I'm going back to Mongolia next week to finish the job I started last year. The International Children's Digital Library (ICDL - www.childrenslibrary.org), which I am the technical director of, is working with the Mongolia Ministry of Education, Culture and Science on a World Bank-funded project to help improve literacy, and a culture of reading for pleasure.
While the larger project is centered around traditional paper books, there is a surprisingly foresightful effort looking at digital technology. Last trip, I set up an ICDL server in Ulaan Baatar - available at www.read.mn. This time, I'm going to set up some servers in rural schools and to do teacher training (with graduate student Sheri Massey) to explore how technology can be used in places far off the grid.
While Mongolia is slowly wiring up the country, a significant number of soums (i.e., towns) may have electricity, but have no internet. We decided that since we know the internet is coming (eventually), and they were buying computers anyway, we would set up the ICDL on a server in each school, and use the local network to provide access to the 200 new books (plus many of the existing ICDL books) to the children in these schools.
I'm afraid that as crazy as it seems, the only way to set this kind of thing up is to go out there with software (and many, many backups) in hand, and set things up myself. We've got our system configured to now also run on Windows servers with standard distributions of Apache, Tomcat and MySQL. And we've got things set up so it all starts up nicely when the computer starts. And we can even update the library by sending a disk out there, and having someone press a special button (or so we hope).

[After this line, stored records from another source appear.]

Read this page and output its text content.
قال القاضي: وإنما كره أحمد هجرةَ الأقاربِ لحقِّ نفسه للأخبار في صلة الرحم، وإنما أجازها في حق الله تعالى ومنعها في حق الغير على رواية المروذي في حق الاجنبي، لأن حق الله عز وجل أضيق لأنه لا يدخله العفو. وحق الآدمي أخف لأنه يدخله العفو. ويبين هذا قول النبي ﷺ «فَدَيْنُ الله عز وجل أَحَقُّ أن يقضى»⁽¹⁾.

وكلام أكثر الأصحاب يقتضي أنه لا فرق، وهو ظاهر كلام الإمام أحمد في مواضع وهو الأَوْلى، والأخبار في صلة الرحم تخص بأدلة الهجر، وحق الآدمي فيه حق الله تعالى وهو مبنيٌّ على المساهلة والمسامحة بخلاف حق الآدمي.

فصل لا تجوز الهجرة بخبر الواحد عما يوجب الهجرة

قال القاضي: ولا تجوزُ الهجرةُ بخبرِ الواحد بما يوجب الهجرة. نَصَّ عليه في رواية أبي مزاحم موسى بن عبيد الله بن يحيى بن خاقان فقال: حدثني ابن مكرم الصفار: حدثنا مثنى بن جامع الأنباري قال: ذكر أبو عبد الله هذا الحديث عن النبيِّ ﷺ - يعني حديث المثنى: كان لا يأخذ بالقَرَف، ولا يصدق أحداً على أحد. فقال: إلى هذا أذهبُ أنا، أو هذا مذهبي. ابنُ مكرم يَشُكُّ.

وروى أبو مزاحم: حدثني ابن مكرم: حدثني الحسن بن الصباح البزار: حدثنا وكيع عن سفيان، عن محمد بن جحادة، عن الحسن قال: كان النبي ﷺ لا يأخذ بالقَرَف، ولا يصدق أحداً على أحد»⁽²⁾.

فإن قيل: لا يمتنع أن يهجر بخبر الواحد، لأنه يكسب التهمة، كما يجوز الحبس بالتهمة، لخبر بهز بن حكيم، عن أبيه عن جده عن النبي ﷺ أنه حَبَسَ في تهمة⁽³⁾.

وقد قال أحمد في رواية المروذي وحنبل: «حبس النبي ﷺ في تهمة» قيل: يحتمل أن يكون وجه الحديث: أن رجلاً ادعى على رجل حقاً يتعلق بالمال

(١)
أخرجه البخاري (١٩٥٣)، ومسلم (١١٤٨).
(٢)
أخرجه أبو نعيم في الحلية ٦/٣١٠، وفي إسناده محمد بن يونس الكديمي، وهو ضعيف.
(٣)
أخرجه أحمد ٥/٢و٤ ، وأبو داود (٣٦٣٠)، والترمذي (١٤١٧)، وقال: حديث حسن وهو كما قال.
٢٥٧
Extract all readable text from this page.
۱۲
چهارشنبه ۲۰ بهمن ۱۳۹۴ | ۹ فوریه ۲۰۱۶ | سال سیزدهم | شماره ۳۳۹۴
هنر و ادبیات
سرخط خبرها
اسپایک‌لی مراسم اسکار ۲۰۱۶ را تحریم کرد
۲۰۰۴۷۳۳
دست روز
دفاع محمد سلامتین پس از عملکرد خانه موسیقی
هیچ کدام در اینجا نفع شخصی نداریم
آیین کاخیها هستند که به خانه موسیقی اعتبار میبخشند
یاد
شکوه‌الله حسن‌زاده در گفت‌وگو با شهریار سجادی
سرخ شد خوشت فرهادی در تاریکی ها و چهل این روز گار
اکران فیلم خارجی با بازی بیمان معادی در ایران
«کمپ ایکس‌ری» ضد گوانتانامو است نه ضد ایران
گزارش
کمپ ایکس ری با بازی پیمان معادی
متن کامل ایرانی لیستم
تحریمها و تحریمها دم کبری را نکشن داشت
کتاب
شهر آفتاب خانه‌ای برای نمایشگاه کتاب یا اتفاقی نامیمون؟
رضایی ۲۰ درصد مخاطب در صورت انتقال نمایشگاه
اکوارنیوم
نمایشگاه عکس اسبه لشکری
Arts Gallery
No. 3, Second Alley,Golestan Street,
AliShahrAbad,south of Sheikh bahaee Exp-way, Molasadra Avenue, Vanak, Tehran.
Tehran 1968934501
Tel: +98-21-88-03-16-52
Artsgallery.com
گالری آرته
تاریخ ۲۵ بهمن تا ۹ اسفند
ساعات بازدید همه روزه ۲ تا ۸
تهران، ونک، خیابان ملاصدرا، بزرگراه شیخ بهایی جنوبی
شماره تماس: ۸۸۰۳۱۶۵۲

Installing this software without recurse to help if things go wrong is a bit daunting. Especially because these schools are all 1-2 days drive on cold dirt roads from the Capital and each other. I'm really, really hoping I don't have a bad technology week.
And, of course, I won't be able to blog about the trip until afterwards since I'll have no connectivity - but I'll be sure to have lots of stories when I come back on November 12th.